Anyone who uses a CPU for inference is severely compute constrained. Nobody care...

lhl · 2024-08-25T08:01:40 1724572900

Just as a point of reference, this is what a 65W power-limited 7940HS (Radeon 790M) with 64GB of DDR5-5600 looks like w/ a 7B Q4_K_M model atm w/ llama.cpp. While it's not amazing, at 240 t/s prefill, it means that at 4K context, you'll wait about 17 seconds before token generation starts, which isn't awful. The 890M should have about 20% better compute, so about 300 t/s prefill, and with LPDDR5-7500/8000, you should get to about 20 t/s.

  ./llama-bench -m /data/ai/models/llm/gguf/mistral-7b-instruct-v0.1.Q4_K_M.gguf
  ggml_cuda_init: GGML_CUDA_FORCE_MMQ:    no
  ggml_cuda_init: GGML_CUDA_FORCE_CUBLAS: no
  ggml_cuda_init: found 1 ROCm devices:
  Device 0: AMD Radeon 780M, compute capability 11.0, VMM: no
  | model                          |       size |     params | backend    | ngl |          test |              t/s |
  | ------------------------------ | ---------: | ---------: | ---------- | --: | ------------: | ---------------: |
  | llama 7B Q4_K - Medium         |   4.07 GiB |     7.24 B | ROCm       |  99 |         pp512 |    242.69 ± 0.99 |
  | llama 7B Q4_K - Medium         |   4.07 GiB |     7.24 B | ROCm       |  99 |         tg128 |     15.33 ± 0.03 |

  build: e11bd856 (3620)

ComputerGuru · 2024-08-25T16:28:34 1724603314

> you'll wait about 17 seconds before token generation starts, which isn't awful

Let’s be honest, it might not be awful but it’s a nonstarter for encouraging local LLM adoption and most will prefer to pay to pay pennies for api access instead (friction aside).

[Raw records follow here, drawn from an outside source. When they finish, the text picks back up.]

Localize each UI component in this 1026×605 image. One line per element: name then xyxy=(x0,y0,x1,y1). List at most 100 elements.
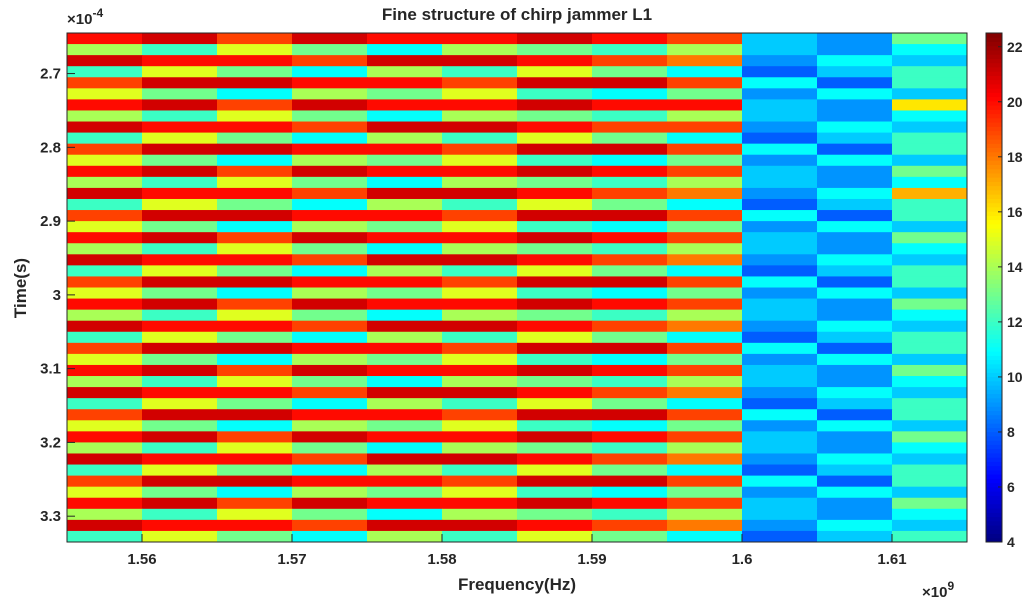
heatmap-cell xyxy=(817,154,893,167)
heatmap-cell xyxy=(142,198,218,211)
colorbar-segment xyxy=(986,41,1002,47)
colorbar-segment xyxy=(986,122,1002,127)
heatmap-cell xyxy=(217,254,293,266)
heatmap-cell xyxy=(892,342,968,355)
heatmap-cell xyxy=(667,132,743,145)
heatmap-cell xyxy=(367,320,443,333)
heatmap-cell xyxy=(517,497,593,510)
x-tick-label: 1.58 xyxy=(427,551,456,568)
heatmap-cell xyxy=(442,143,518,156)
heatmap-cell xyxy=(892,165,968,178)
x-tick-label: 1.61 xyxy=(877,551,906,568)
colorbar-segment xyxy=(986,172,1002,178)
heatmap-cell xyxy=(442,33,518,45)
heatmap-cell xyxy=(217,508,293,521)
heatmap-cell xyxy=(592,265,668,277)
heatmap-cell xyxy=(292,530,368,543)
heatmap-cell xyxy=(292,353,368,366)
colorbar-segment xyxy=(986,279,1002,284)
heatmap-cell xyxy=(667,431,743,443)
heatmap-cell xyxy=(442,243,518,255)
colorbar-segment xyxy=(986,355,1002,361)
heatmap-cell xyxy=(517,143,593,156)
heatmap-cell xyxy=(892,442,968,454)
heatmap-cell xyxy=(592,431,668,443)
heatmap-cell xyxy=(142,254,218,266)
heatmap-cell xyxy=(67,132,143,145)
colorbar-segment xyxy=(986,317,1002,322)
heatmap-cell xyxy=(667,364,743,377)
heatmap-cell xyxy=(517,364,593,377)
colorbar-tick-label: 4 xyxy=(1007,534,1015,550)
heatmap-cell xyxy=(667,530,743,543)
y-multiplier-base: ×10 xyxy=(67,11,92,28)
heatmap-cell xyxy=(667,320,743,333)
heatmap-cell xyxy=(667,508,743,521)
heatmap-cell xyxy=(292,475,368,488)
heatmap-cell xyxy=(67,143,143,156)
heatmap-cell xyxy=(67,453,143,466)
heatmap-cell xyxy=(292,66,368,78)
heatmap-cell xyxy=(667,44,743,56)
heatmap-cell xyxy=(667,110,743,123)
heatmap-cell xyxy=(442,364,518,377)
colorbar-segment xyxy=(986,495,1002,501)
colorbar-segment xyxy=(986,71,1002,76)
heatmap-cell xyxy=(817,254,893,266)
heatmap-cell xyxy=(742,143,818,156)
heatmap-cell xyxy=(142,409,218,421)
heatmap-cell xyxy=(442,187,518,200)
colorbar-segment xyxy=(986,431,1002,437)
colorbar-segment xyxy=(986,499,1002,505)
heatmap-cell xyxy=(67,77,143,89)
colorbar-segment xyxy=(986,66,1002,72)
heatmap-cell xyxy=(892,221,968,233)
heatmap-cell xyxy=(217,298,293,311)
heatmap-cell xyxy=(367,353,443,366)
heatmap-cell xyxy=(67,44,143,56)
colorbar-segment xyxy=(986,342,1002,348)
heatmap-cell xyxy=(67,464,143,477)
heatmap-cell xyxy=(142,265,218,277)
heatmap-cell xyxy=(67,254,143,266)
colorbar-segment xyxy=(986,100,1002,106)
heatmap-cell xyxy=(892,187,968,200)
chart-title: Fine structure of chirp jammer L1 xyxy=(382,5,652,24)
colorbar-segment xyxy=(986,96,1002,102)
heatmap-cell xyxy=(817,176,893,189)
heatmap-cell xyxy=(742,409,818,421)
colorbar-segment xyxy=(986,283,1002,288)
colorbar-segment xyxy=(986,295,1002,301)
heatmap-cell xyxy=(67,409,143,421)
heatmap-cell xyxy=(292,221,368,233)
colorbar-segment xyxy=(986,37,1002,42)
heatmap-cell xyxy=(142,420,218,432)
heatmap-cell xyxy=(517,55,593,67)
heatmap-cell xyxy=(667,497,743,510)
heatmap-cell xyxy=(817,320,893,333)
heatmap-cell xyxy=(667,232,743,244)
heatmap-cell xyxy=(892,198,968,211)
heatmap-cell xyxy=(667,287,743,300)
heatmap-cell xyxy=(817,530,893,543)
heatmap-cell xyxy=(367,519,443,532)
heatmap-cell xyxy=(592,210,668,222)
heatmap-cell xyxy=(592,298,668,311)
heatmap-cell xyxy=(367,55,443,67)
heatmap-cell xyxy=(742,353,818,366)
heatmap-cell xyxy=(217,309,293,322)
heatmap-cell xyxy=(517,254,593,266)
colorbar-segment xyxy=(986,516,1002,522)
heatmap-cell xyxy=(292,110,368,123)
heatmap-cell xyxy=(667,198,743,211)
heatmap-cell xyxy=(667,442,743,454)
heatmap-cell xyxy=(892,44,968,56)
heatmap-cell xyxy=(142,519,218,532)
colorbar-frame xyxy=(985,32,1003,543)
heatmap-cell xyxy=(592,99,668,111)
colorbar-segment xyxy=(986,105,1002,110)
heatmap-cell xyxy=(367,453,443,466)
heatmap-cell xyxy=(667,409,743,421)
heatmap-cell xyxy=(442,287,518,300)
heatmap-cell xyxy=(442,210,518,222)
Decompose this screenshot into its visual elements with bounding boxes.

lhl · 2024-08-25T17:31:34 1724607094

I don't know why anyone would think a meh performing iGPU would encourage local LLM adoption at all? A 7B local model is already not going to match frontier models for many use cases - if you don't care about using a local model (don't have privacy or network concerns) then I'd argue you probably should use an API. If you care about using a capable local LLM comfortably, then you should get as powerful a dGPU as your power/dollar budget allows. Your best bang/buck atm will probably be Nvidia consumer Ada GPUs (or used Ampere models).

However, if for anyone that is looking to use a local model on a chip with the Radeon 890M:

- look into implementing (or waiting for) NPU support - XDNA2's 50 TOPS should provide more raw compute than the 890M for tensor math (w/ Block FP16)

- use a smaller, more appropriate model for your use case (3B's or smaller can fulfill most simple requests) and of course will be faster

- don't use long conversations - when your conversations start they will have 0 context and no prefill; no waiting for context

- use `cache_prompt` for bs=1 interactive use you can save input/generations to cache

szundi · 2024-08-25T12:44:17 1724589857

For a lot of usecases it is actually awful

jodleif · 2024-08-26T20:05:02 1724702702

The problem is memory bandwith. There is a reason Apple Macbooks do relatively well with LLMs it’s not that the GPU is any better than zen5, but 4,5,6x memory bandwidth is huge (80ish gb/s vs 400gb/s)

aurareturn · 2024-08-25T14:27:19 1724596039

>Nobody cares about tokens per second the moment inference is faster than you can read, but staring down a blank screen for 5 minutes? Yikes.

I don't think so. Humans scan for keywords very often. No body really reads every word. Faster than reading speed inference is definitely beneficial.

brookst · 2024-08-25T15:19:06 1724599146

And thank you for making me conscious of my reading while reading your comment. May you become aware of your breathing.